Sales of existing U.S. homes declined in October, stymied by a lack of affordable inventory as well as consumer concern about the economy, according to the National Association of Realtors. On the bright side, mortgage rates remained low and distressed sales made up the lowest share over seven years.
Total existing-home sales fell 3.4 percent to a seasonally adjusted rate of 5.36 million in October, down 5.55 million in September. Compared with one year ago, sales are up however, with a 3.9 percent gain from 5.16 million in October 2014.
The number of homes for sale dropped 2.3 percent from September to 2.14 million existing properties, and even fell 4.5 percent from the year before. At the current sales pace there is 4.8-month supply of homes. Realtors consider the market balanced between buyers and sellers when there is a 6-month supply.
“New and existing-home supply has struggled to improve so far this fall, leading to few choices for buyers and no easement of the ongoing affordability concerns still prevalent in some markets,” said NAR chief economist Lawrence Yun. “Furthermore, the mixed signals of slowing economic growth and volatility in the financial markets slightly tempered demand and contributed to the decreasing pace of sales.”

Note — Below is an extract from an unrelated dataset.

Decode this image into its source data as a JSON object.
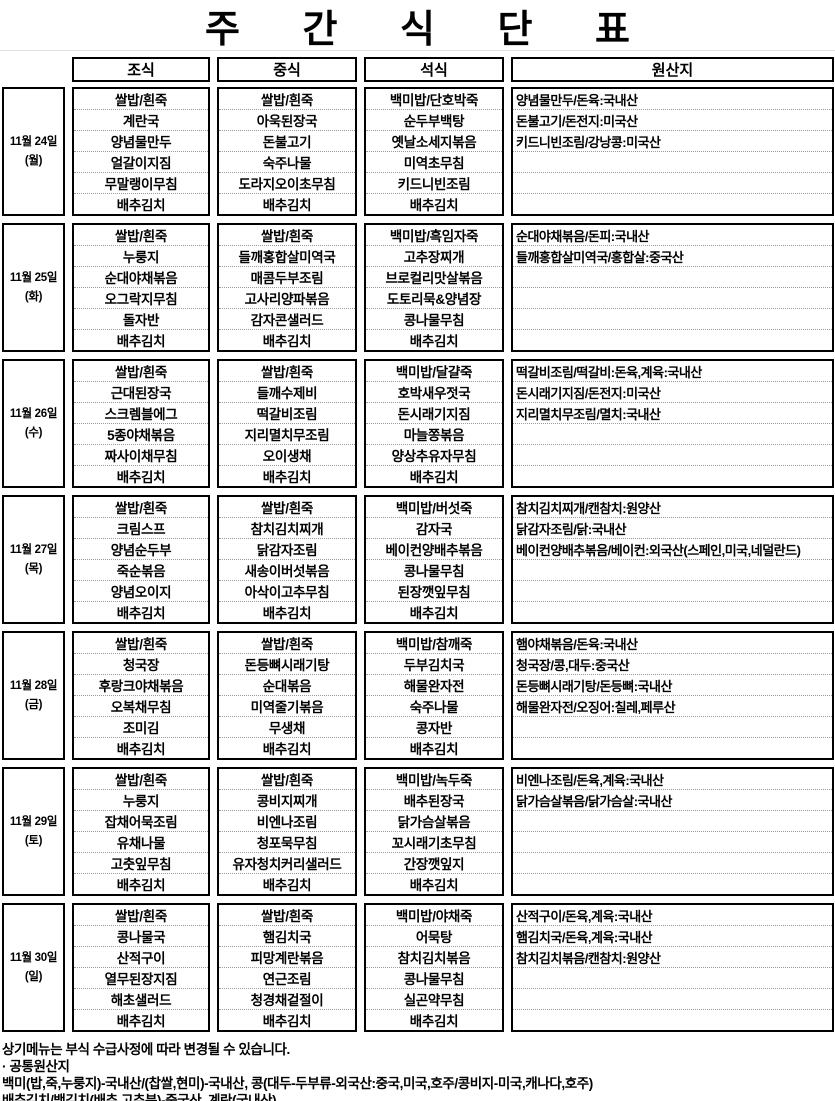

Yun was hopeful for the future though. “As long as solid job creation continues, a gradual easing of credit standards even with moderately higher mortgage rates should support steady demand and sales continuing to rise above a year ago,” he said.
During the month, long-term mortgage interest rates fell, keeping mortgage loans affordable for those who could qualify. The average rate on a 30-year fixed rate mortgage fell to 3.80 percent in October from 3.89 percent the month before.
The median home price rose to $219,600, up 5.8 percent from the previous year, and the 44th straight month of year-over-year increases.
One of the highlights of the sales report was the decline in the share of distressed properties – short sales and foreclosures – fell to its lowest level since the NAR started tracking in October 2008. Distressed sales fell to just 6 percent, down from 9 percent in October 2014, a sign of renewed market health as fewer and fewer homeowners are falling into foreclosure and lenders have worked through a majority of their distressed inventory.